There are three underlying mechanisms of electrochemotherapy. The first is enhanced drug delivery to tumor cells, which die due to the cytotoxicity of the drugs, either by apoptosis or necrosis. This is predominantly related to the drug used and its mode of action. Bleomycin, for example, induces mitotic cell death, which leads to slow resolution of the tumor mass.

The second mechanism is the induction of an immune response due to immunogenic tumor cell death induced by the drug. It is well established that certain ablative therapies induce immunogenic cell death that can attract and enhance the immune response of the organism.

The third mechanism is the vascular disrupting effect of electrochemotherapy. In early preclinical research, it was established that the application of electrical pulses only temporarily abrogates blood flow within tumors. This phenomenon was termed vascular lock and lasts less than an hour. Furthermore, the effect is enhanced when the drug is present during the application of electrical pulses. Investigations have shown that this results in vascular disruption that occurs within hours in tumors. Endothelial cells start to die, blood flow is obstructed, and secondary tumor cell death is induced within days due to tumor hypoxia.

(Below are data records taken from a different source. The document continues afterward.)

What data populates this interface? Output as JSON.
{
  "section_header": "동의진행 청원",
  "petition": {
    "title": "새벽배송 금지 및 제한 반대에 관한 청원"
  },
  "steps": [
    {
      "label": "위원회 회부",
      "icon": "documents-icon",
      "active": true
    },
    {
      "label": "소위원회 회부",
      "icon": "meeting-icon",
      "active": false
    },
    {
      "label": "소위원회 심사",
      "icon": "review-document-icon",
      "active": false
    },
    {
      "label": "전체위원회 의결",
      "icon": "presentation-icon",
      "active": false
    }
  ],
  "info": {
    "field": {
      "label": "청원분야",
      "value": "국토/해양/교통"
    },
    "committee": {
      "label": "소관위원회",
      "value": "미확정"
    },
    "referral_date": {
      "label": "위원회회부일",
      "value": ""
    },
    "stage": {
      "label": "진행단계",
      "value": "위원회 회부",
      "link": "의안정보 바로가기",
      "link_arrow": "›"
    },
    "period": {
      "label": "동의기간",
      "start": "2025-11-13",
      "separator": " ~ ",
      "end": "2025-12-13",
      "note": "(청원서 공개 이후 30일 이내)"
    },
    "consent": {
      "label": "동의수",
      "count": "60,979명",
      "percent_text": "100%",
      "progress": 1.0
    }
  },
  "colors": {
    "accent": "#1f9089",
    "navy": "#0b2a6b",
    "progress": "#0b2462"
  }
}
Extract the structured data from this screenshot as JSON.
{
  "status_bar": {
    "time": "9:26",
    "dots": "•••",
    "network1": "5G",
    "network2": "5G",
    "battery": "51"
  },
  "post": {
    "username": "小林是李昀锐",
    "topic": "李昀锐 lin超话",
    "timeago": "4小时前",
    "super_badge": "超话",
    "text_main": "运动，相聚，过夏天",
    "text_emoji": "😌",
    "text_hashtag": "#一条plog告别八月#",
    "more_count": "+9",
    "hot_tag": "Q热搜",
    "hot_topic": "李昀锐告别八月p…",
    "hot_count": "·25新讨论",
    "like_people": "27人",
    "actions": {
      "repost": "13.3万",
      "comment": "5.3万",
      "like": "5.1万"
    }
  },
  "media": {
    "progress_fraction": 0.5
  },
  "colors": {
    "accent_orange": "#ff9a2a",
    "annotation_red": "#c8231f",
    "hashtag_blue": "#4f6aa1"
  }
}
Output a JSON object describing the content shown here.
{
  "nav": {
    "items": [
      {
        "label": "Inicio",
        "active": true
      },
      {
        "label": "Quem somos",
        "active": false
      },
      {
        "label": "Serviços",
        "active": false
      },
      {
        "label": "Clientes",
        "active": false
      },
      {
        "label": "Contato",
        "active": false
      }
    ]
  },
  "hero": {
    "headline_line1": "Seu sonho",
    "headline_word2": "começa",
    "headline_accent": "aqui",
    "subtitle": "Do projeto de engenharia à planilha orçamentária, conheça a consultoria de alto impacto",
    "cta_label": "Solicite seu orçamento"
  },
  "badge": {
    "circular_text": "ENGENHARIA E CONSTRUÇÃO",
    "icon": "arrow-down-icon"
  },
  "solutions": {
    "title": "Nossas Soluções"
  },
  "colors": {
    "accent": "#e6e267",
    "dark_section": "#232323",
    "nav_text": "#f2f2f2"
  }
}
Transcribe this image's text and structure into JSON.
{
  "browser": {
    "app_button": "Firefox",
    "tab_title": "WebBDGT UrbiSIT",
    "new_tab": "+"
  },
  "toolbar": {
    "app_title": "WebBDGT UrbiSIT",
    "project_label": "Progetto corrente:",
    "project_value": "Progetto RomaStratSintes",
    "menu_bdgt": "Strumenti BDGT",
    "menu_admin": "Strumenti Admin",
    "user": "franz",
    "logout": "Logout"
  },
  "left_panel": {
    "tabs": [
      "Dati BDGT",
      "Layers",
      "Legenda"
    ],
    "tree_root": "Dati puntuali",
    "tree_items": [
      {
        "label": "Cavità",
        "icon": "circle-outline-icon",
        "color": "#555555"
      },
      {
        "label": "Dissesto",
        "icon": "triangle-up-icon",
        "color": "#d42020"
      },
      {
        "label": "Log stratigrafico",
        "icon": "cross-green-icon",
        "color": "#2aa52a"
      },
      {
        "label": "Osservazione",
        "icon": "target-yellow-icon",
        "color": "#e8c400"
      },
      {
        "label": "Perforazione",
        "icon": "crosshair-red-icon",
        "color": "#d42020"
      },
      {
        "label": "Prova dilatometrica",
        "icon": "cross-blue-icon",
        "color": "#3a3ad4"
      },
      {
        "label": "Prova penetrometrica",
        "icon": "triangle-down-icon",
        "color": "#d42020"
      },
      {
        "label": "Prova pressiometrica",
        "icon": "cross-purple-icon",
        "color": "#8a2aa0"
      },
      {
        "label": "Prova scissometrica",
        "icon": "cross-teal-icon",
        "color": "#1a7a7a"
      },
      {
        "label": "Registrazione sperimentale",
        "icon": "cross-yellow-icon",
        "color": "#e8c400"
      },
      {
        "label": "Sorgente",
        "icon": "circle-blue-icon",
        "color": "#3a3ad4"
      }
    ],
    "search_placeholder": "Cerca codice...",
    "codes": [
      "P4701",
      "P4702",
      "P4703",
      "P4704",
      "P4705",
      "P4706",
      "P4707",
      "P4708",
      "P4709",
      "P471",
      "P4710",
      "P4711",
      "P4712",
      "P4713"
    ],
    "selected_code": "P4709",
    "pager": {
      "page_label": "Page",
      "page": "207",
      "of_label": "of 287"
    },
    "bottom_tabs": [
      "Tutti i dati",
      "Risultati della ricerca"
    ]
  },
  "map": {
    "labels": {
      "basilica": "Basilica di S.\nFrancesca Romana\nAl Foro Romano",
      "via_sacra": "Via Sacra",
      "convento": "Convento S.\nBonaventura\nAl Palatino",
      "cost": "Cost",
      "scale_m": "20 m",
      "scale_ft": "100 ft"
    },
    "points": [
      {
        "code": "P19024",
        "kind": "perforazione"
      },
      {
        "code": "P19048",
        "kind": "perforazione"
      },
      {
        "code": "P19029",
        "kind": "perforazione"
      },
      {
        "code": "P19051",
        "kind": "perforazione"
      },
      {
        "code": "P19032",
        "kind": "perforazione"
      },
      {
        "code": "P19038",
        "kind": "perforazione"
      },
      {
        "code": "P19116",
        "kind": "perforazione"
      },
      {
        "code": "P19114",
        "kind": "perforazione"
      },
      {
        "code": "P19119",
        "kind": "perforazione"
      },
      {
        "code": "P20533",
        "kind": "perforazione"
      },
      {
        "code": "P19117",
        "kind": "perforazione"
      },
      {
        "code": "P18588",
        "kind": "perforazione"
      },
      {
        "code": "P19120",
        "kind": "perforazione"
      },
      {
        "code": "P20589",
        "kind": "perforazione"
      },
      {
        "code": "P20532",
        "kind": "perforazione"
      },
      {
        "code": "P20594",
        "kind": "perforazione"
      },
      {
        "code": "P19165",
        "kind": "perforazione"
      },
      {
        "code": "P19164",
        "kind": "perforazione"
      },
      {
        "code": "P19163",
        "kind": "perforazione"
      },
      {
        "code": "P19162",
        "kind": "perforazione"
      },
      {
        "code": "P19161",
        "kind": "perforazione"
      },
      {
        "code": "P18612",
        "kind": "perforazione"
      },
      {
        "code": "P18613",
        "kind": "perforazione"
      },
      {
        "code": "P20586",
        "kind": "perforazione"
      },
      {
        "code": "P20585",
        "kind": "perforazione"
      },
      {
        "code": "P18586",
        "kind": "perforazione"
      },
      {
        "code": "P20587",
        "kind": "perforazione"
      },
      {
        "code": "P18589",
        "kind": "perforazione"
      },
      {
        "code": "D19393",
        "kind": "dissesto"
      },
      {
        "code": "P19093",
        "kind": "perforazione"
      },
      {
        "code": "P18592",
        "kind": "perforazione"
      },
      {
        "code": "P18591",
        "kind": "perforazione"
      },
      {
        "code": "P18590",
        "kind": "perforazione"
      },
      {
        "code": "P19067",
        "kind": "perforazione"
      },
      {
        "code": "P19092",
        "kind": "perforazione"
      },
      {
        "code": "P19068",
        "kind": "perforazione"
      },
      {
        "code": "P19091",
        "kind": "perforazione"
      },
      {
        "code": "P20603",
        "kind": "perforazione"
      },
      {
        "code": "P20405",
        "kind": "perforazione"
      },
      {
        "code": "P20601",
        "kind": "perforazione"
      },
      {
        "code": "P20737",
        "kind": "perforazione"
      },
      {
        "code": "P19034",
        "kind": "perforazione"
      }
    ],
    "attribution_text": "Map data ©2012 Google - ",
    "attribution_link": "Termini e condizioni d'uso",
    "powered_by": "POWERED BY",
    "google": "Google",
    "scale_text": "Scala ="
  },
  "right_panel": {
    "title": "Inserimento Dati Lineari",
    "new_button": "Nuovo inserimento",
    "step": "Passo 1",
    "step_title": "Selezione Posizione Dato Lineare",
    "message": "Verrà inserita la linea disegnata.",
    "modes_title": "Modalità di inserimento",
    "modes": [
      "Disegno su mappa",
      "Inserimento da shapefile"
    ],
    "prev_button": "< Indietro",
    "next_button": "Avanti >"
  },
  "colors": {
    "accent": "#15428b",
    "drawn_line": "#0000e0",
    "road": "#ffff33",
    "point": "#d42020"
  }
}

The phenomenon is predominantly confined to the tumor vasculature, sparing the normal vasculature around the tumors. This is because of the high proliferation rate of endothelial cells in tumors compared with the vasculature in normal tissues, where the endothelial proliferation rate is very slow. The vascular disrupting effect of electrochemotherapy is not fully understood. To date, the proportion by which this vascular disrupting effect contributes to the overall effectiveness of electrochemotherapy in specific tumor types is not fully understood. The effect appears to depend on the distribution and extent of tumor vascularization, with better vascularized tumors generally responding better to electrochemotherapy.